Ketika selang sebulan tidak ada yang mengklaim koper tersebut, pihak perusahaan penyimpanan koper memutuskan untuk membukanya. "Ada bau tidak normal ketika kami membuka koper," ujar juru bicara perusahaan kepada wartawan, seperti dilansir AFP, Senin (1/6/2015).
"Kemudian kami melihat rambut," imbuhnya.

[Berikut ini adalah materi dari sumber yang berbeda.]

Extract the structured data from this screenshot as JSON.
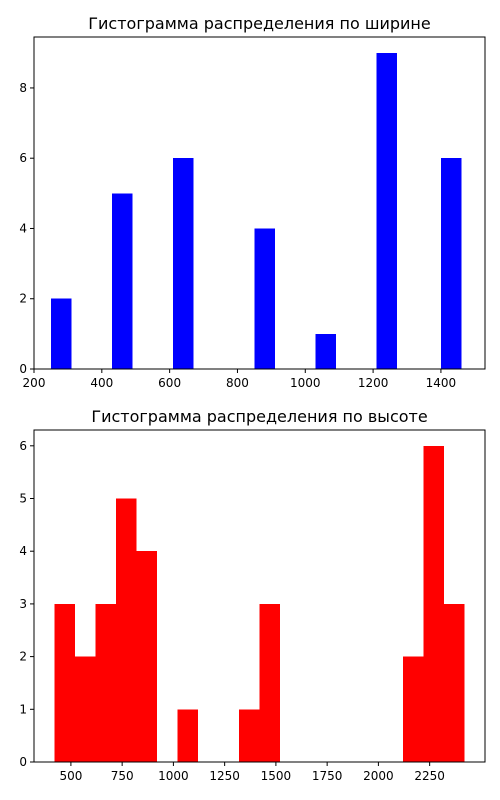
{
  "chart_data": [
    {
      "type": "bar",
      "title": "Гистограмма распределения по ширине",
      "xlabel": "",
      "ylabel": "",
      "color": "#0000ff",
      "bins": [
        {
          "x0": 250,
          "x1": 310,
          "value": 2
        },
        {
          "x0": 430,
          "x1": 490,
          "value": 5
        },
        {
          "x0": 610,
          "x1": 670,
          "value": 6
        },
        {
          "x0": 850,
          "x1": 910,
          "value": 4
        },
        {
          "x0": 1030,
          "x1": 1090,
          "value": 1
        },
        {
          "x0": 1210,
          "x1": 1270,
          "value": 9
        },
        {
          "x0": 1400,
          "x1": 1460,
          "value": 6
        }
      ],
      "xlim": [
        200,
        1530
      ],
      "ylim": [
        0,
        9.45
      ],
      "xticks": [
        "200",
        "400",
        "600",
        "800",
        "1000",
        "1200",
        "1400"
      ],
      "xtick_values": [
        200,
        400,
        600,
        800,
        1000,
        1200,
        1400
      ],
      "yticks": [
        "0",
        "2",
        "4",
        "6",
        "8"
      ],
      "ytick_values": [
        0,
        2,
        4,
        6,
        8
      ],
      "grid": false
    },
    {
      "type": "bar",
      "title": "Гистограмма распределения по высоте",
      "xlabel": "",
      "ylabel": "",
      "color": "#ff0000",
      "bins": [
        {
          "x0": 420,
          "x1": 520,
          "value": 3
        },
        {
          "x0": 520,
          "x1": 620,
          "value": 2
        },
        {
          "x0": 620,
          "x1": 720,
          "value": 3
        },
        {
          "x0": 720,
          "x1": 820,
          "value": 5
        },
        {
          "x0": 820,
          "x1": 920,
          "value": 4
        },
        {
          "x0": 920,
          "x1": 1020,
          "value": 0
        },
        {
          "x0": 1020,
          "x1": 1120,
          "value": 1
        },
        {
          "x0": 1120,
          "x1": 1220,
          "value": 0
        },
        {
          "x0": 1220,
          "x1": 1320,
          "value": 0
        },
        {
          "x0": 1320,
          "x1": 1420,
          "value": 1
        },
        {
          "x0": 1420,
          "x1": 1520,
          "value": 3
        },
        {
          "x0": 1520,
          "x1": 1620,
          "value": 0
        },
        {
          "x0": 1620,
          "x1": 1720,
          "value": 0
        },
        {
          "x0": 1720,
          "x1": 1820,
          "value": 0
        },
        {
          "x0": 1820,
          "x1": 1920,
          "value": 0
        },
        {
          "x0": 1920,
          "x1": 2020,
          "value": 0
        },
        {
          "x0": 2020,
          "x1": 2120,
          "value": 0
        },
        {
          "x0": 2120,
          "x1": 2220,
          "value": 2
        },
        {
          "x0": 2220,
          "x1": 2320,
          "value": 6
        },
        {
          "x0": 2320,
          "x1": 2420,
          "value": 3
        }
      ],
      "xlim": [
        320,
        2520
      ],
      "ylim": [
        0,
        6.3
      ],
      "xticks": [
        "500",
        "750",
        "1000",
        "1250",
        "1500",
        "1750",
        "2000",
        "2250"
      ],
      "xtick_values": [
        500,
        750,
        1000,
        1250,
        1500,
        1750,
        2000,
        2250
      ],
      "yticks": [
        "0",
        "1",
        "2",
        "3",
        "4",
        "5",
        "6"
      ],
      "ytick_values": [
        0,
        1,
        2,
        3,
        4,
        5,
        6
      ],
      "grid": false
    }
  ]
}
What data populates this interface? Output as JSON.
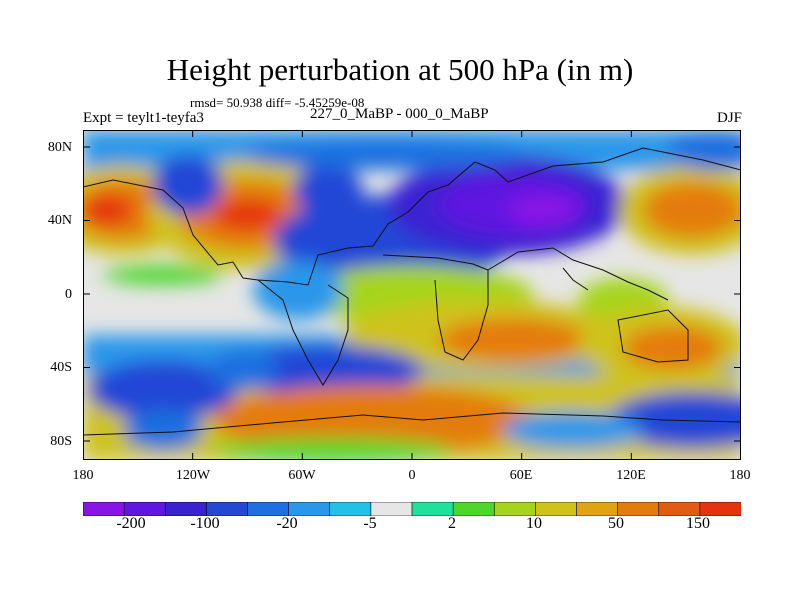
{
  "title": "Height perturbation at 500 hPa (in m)",
  "stats": "rmsd= 50.938 diff= -5.45259e-08",
  "left_label": "Expt = teylt1-teyfa3",
  "center_label": "227_0_MaBP - 000_0_MaBP",
  "right_label": "DJF",
  "axes": {
    "lat_ticks": [
      "80N",
      "40N",
      "0",
      "40S",
      "80S"
    ],
    "lon_ticks": [
      "180",
      "120W",
      "60W",
      "0",
      "60E",
      "120E",
      "180"
    ]
  },
  "colorbar": {
    "colors": [
      "#8a14e6",
      "#5f16e0",
      "#3a21d2",
      "#2447d6",
      "#1f6fe0",
      "#2b97ea",
      "#22c2e8",
      "#e6e6e6",
      "#1ee29b",
      "#4ed62a",
      "#a6d41c",
      "#cfc21a",
      "#e1a312",
      "#e47c0d",
      "#e35a12",
      "#e5330f"
    ],
    "labels": [
      "-200",
      "-100",
      "-20",
      "-5",
      "2",
      "10",
      "50",
      "150"
    ]
  }
}
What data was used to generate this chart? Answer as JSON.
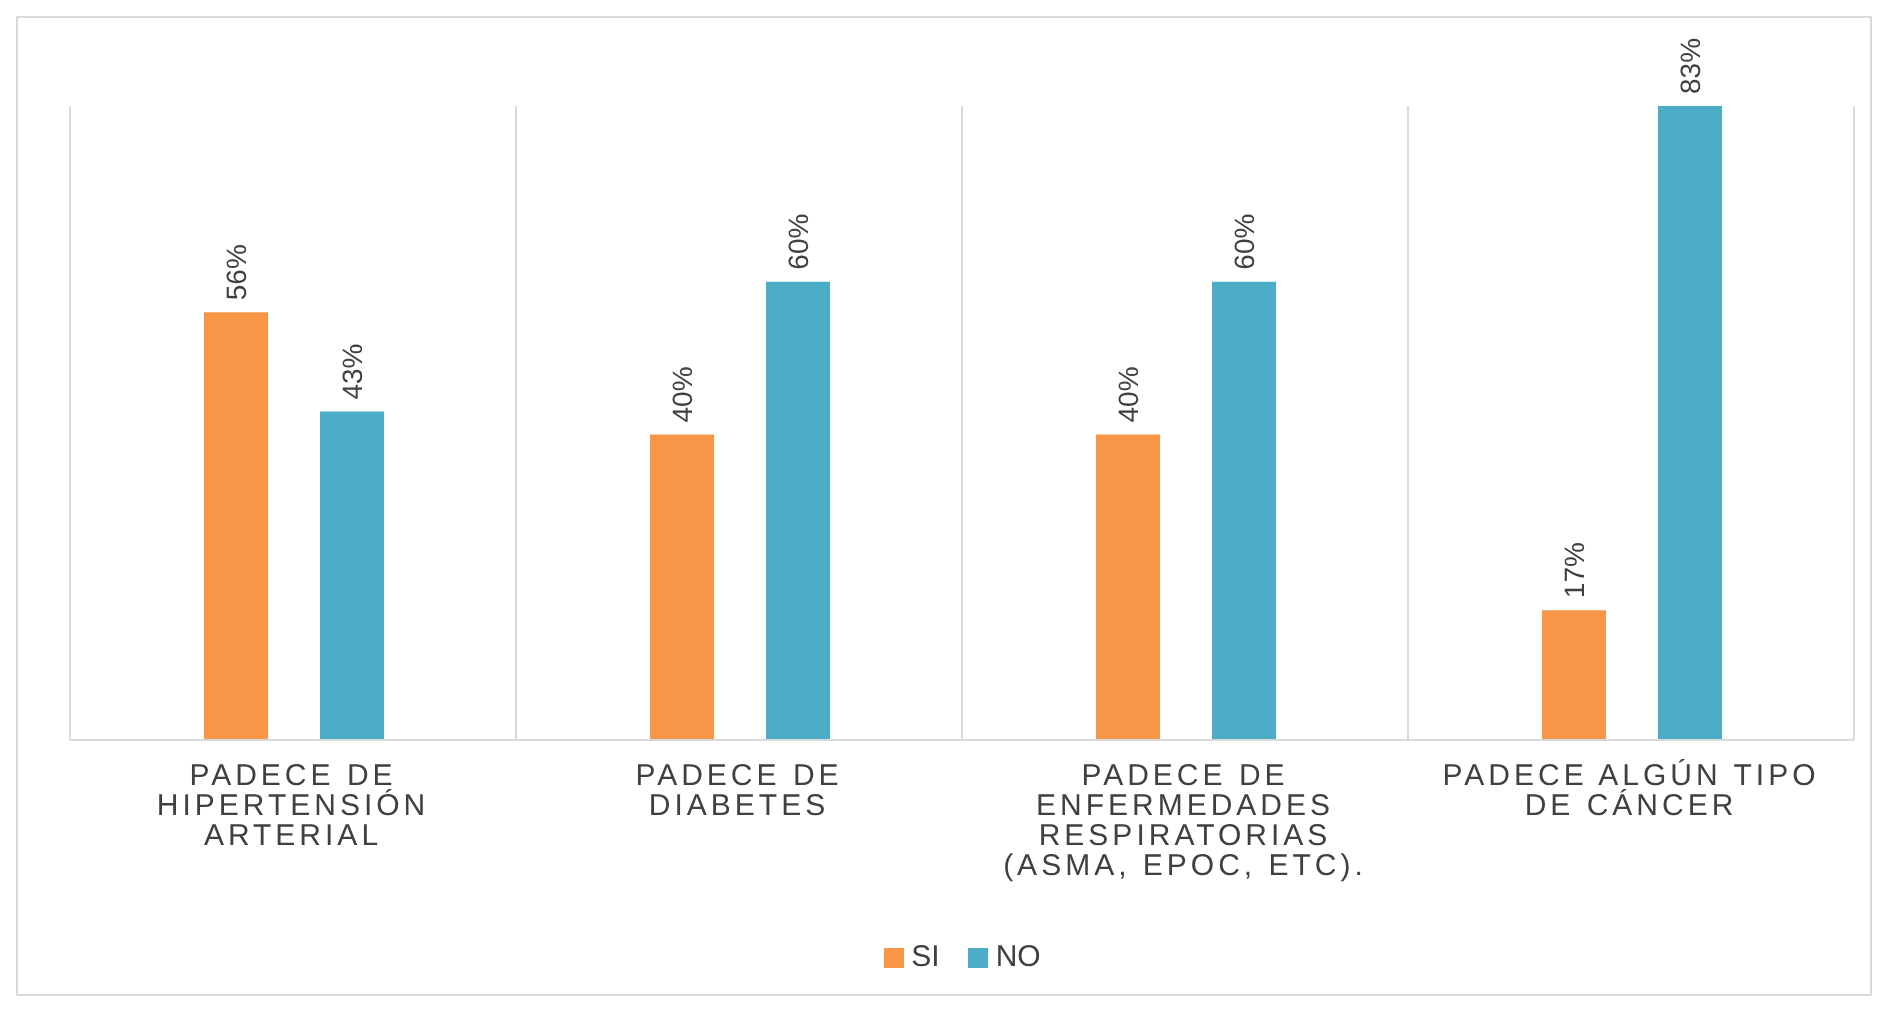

Menurut kepolisian setempat, mayat yang membusuk di dalam koper itu diperkirakan berjenis kelamin perempuan dan berusia sekitar 70-90 tahun, dengan tinggi badan sekitar 140 sentimeter. Media setempat melaporkan, mayat itu dilipat di dalam koper yang berukuran sekitar 70 sentimeter x 50 sentimeter.
Sebelum temuan ini terjadi, tidak ada satupun termasuk orang-orang yang bekerja di kantor dekat ruang penyimpanan koper yang mencium bau tidak sedap dari koper itu.
Belum ada petunjuk satupun yang didapat polisi setempat terkait identitas mayat wanita itu. Namun penyelidikan terus dilakukan, termasuk dengan memeriksa rekaman CCTV di sekitar stasiun. Penyebab kematian wanita itu juga masih diselidiki.
Stasiun Tokyo merupakan salah satu stasiun tersibuk di Jepang, yang menangani sekitar 150 juta penumpang setiap tahunnya.